The Life of Pablo é um puta disco. Mas podia tranquilamente passar não apenas sem esta referência a Taylor, pelo menos do jeito que foi apresentada, mas também sem o trecho “Whip that, bitch out / Tits out, oh shit / My dick out, can she suck it right now?” de Freestyle 4. Ou mesmo a referência a sua própria esposa como “bitch” em Highlights, na qual se compara de maneira infantil ao ex-namorado da moça, Ray J, que teria “comido” ela antes. “Mas acontece que eu sou mais rico”. E estes são apenas ALGUNS dos exemplos.

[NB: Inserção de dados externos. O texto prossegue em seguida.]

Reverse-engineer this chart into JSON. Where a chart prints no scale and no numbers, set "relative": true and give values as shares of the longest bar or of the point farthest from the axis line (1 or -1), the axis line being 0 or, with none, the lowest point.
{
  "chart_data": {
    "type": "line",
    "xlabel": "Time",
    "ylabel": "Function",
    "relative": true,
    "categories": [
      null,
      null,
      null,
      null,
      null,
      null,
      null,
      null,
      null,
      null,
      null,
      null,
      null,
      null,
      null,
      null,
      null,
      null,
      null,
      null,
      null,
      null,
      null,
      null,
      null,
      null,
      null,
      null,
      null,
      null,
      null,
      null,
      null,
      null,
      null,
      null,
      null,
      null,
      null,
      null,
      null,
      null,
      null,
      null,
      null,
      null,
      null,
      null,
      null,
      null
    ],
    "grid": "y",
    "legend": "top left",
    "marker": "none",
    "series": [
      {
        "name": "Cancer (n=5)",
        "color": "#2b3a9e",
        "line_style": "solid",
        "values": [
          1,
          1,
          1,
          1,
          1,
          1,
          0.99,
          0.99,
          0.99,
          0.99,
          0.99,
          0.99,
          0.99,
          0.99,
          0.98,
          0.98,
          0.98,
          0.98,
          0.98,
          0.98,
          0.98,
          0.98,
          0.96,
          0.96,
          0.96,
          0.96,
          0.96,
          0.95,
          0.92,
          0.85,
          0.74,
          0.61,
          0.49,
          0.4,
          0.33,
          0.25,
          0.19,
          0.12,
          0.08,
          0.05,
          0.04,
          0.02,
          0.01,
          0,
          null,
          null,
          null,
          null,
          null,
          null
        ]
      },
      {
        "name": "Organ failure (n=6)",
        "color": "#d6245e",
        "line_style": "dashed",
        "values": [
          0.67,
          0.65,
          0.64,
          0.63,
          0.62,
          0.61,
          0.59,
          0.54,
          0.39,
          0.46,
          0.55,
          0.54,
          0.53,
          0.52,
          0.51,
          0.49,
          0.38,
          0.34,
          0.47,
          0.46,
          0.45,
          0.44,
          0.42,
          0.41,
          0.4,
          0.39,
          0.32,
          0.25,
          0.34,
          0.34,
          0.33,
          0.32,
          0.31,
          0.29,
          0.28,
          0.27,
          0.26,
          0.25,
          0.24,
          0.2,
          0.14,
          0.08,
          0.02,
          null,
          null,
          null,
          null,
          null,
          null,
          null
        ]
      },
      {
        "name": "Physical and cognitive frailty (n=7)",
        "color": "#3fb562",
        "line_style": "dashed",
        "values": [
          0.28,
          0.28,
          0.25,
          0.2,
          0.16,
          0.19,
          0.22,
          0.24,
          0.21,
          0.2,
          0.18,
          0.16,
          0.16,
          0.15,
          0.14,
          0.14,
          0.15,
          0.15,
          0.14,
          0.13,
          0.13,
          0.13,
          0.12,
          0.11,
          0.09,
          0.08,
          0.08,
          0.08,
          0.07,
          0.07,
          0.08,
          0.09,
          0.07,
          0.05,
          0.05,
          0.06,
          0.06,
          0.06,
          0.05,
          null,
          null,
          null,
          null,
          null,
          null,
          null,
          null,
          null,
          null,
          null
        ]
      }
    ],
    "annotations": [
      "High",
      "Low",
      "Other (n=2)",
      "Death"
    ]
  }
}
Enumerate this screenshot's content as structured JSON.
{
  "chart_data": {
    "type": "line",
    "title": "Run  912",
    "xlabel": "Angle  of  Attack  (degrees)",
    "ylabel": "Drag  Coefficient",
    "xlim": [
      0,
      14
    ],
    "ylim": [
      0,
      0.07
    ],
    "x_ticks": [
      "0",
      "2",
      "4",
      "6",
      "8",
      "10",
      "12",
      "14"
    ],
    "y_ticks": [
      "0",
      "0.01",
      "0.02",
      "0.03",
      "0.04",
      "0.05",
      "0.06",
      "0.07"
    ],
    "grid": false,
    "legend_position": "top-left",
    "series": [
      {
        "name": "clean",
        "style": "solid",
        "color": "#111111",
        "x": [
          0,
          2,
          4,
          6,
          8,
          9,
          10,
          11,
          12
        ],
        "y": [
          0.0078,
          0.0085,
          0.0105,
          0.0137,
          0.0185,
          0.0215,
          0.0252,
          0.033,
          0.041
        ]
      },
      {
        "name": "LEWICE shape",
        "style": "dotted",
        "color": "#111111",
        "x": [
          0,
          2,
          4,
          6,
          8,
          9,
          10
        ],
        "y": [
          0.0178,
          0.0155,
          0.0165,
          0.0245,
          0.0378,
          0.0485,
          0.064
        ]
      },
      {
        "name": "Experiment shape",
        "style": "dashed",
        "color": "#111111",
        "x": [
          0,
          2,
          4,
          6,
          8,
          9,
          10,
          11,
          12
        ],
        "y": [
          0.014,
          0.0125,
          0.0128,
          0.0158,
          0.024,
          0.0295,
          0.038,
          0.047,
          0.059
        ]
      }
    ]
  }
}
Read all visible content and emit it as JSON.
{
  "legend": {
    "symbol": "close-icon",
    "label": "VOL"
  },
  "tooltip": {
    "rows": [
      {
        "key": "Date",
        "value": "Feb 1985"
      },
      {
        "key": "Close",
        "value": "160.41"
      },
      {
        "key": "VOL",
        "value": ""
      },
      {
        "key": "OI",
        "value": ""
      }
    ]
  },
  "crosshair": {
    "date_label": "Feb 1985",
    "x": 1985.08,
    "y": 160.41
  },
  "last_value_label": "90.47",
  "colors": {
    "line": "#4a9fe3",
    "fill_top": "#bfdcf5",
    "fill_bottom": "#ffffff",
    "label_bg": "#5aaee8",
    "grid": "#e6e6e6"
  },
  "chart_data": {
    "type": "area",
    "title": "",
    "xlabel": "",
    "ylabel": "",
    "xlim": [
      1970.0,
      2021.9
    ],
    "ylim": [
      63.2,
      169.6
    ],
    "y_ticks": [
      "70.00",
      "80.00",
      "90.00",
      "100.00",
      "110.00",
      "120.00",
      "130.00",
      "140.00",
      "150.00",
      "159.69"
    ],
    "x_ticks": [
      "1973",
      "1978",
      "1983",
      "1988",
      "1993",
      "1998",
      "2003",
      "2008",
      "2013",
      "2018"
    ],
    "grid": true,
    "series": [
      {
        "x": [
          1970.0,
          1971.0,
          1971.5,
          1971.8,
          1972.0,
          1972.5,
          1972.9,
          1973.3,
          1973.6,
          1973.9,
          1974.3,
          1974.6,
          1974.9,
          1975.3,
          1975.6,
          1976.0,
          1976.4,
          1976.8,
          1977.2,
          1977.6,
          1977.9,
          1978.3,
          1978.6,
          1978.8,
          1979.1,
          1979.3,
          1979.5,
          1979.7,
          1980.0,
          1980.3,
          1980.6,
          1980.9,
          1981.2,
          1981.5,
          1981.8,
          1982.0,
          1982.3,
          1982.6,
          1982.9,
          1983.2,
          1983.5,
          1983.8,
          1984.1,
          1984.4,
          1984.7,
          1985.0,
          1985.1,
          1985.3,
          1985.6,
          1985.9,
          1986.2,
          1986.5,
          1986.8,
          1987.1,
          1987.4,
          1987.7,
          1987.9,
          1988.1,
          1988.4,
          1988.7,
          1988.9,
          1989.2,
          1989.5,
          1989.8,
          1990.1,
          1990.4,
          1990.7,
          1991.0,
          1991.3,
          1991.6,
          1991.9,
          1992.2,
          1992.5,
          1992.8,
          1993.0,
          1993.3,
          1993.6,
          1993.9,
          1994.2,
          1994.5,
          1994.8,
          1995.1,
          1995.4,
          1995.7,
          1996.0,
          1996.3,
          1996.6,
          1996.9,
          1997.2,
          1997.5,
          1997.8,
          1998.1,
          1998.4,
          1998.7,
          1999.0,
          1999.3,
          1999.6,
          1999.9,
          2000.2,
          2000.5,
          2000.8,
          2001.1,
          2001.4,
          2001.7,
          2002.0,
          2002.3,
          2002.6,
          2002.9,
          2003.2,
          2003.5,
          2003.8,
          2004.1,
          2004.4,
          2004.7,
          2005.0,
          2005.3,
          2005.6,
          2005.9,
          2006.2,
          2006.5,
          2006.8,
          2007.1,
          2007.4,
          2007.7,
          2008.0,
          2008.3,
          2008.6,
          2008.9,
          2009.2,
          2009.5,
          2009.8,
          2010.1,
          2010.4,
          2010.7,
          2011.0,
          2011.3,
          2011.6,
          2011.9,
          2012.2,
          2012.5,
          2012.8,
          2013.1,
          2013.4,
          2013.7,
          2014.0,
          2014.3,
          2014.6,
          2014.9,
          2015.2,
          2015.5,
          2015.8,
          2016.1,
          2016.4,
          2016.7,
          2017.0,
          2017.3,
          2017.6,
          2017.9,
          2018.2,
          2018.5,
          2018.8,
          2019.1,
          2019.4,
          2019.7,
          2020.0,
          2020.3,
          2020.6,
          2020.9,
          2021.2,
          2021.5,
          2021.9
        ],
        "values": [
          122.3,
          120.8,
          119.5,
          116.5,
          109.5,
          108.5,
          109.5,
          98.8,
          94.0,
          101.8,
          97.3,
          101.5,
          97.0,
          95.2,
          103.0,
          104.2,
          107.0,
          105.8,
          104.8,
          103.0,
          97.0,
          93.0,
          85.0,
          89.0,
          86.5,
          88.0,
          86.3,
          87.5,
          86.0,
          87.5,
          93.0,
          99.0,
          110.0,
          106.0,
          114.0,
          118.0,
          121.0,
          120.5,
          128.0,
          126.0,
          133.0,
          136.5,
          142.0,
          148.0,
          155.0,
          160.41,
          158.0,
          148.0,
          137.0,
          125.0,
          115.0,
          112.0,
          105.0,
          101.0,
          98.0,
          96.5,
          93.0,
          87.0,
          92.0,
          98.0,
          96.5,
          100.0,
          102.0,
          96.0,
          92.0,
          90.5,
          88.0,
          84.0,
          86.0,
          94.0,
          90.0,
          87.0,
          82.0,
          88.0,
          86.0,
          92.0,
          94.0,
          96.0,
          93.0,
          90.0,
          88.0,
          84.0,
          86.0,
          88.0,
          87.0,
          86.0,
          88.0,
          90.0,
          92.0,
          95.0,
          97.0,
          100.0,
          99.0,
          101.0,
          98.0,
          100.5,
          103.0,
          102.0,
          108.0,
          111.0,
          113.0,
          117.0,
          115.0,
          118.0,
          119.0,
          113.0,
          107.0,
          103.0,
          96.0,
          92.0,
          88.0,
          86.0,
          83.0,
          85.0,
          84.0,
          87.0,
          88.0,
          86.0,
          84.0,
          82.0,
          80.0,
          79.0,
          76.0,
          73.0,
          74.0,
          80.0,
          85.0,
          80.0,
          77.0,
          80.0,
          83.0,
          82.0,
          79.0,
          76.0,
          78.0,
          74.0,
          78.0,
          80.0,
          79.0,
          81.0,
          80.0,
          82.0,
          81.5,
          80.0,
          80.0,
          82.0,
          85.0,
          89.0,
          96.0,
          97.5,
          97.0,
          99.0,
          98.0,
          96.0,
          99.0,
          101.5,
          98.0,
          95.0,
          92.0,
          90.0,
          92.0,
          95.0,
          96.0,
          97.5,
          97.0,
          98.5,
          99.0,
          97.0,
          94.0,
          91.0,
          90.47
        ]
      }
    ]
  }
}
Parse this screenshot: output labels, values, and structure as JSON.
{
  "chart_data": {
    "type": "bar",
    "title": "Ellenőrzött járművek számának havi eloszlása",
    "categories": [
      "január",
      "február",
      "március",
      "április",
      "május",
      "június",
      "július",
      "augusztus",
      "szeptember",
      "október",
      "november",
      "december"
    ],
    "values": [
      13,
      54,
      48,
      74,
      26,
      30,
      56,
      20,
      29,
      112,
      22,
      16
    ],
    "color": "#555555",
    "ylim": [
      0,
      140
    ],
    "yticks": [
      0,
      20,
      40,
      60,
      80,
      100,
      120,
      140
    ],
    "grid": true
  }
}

De novo: Kanye é muito mais inteligente do que isso. E um cara que desafiou as convenções musicais de seu próprio gênero como fez em Yeezus poderia ter culhões o suficiente para fugir DESTA obviedade em particular, não é mesmo? Mas aí ele fica puto com as críticas, diz que tem direito de fazer o que quiser, que é único e inimitável, que espera nada menos do que o Grammy de “melhor álbum do ano” em 2017...
No final das contas, The Life of Pablo só confirma uma coisa que todo mundo meio que já sabia: Kanye West é um excelente músico, talvez um dos melhores e mais inventivos do hip hop contemporâneo. Mas é um babaca. Um idiota. Alguém que não apenas é um maldito egocêntrico, o que seria natural no caso de um músico, mas que se convenceu de que é um GÊNIO. Para alguns, até que isso faz bem. No caso de Kanye, tá fazendo um mal danado.
Kanye é alguém que não apenas criou um personagem midiático, mas se convenceu de que ele é real e vive interpretando o dito cujo insuportavelmente a cada minuto de sua vida. No começo é engraçado. Mas depois cansa. Ele pode ser a sua própria musa inspiradora e achar que é Deus. Tá beleza. Mas que seja um Deus um pouco menos pentelho, né? Um que não fique, de preferência, querendo dizer que é bom ao dizer que os outros são uns merdas.
Talvez fosse o caso de se focar apenas na música, pra variar um pouco.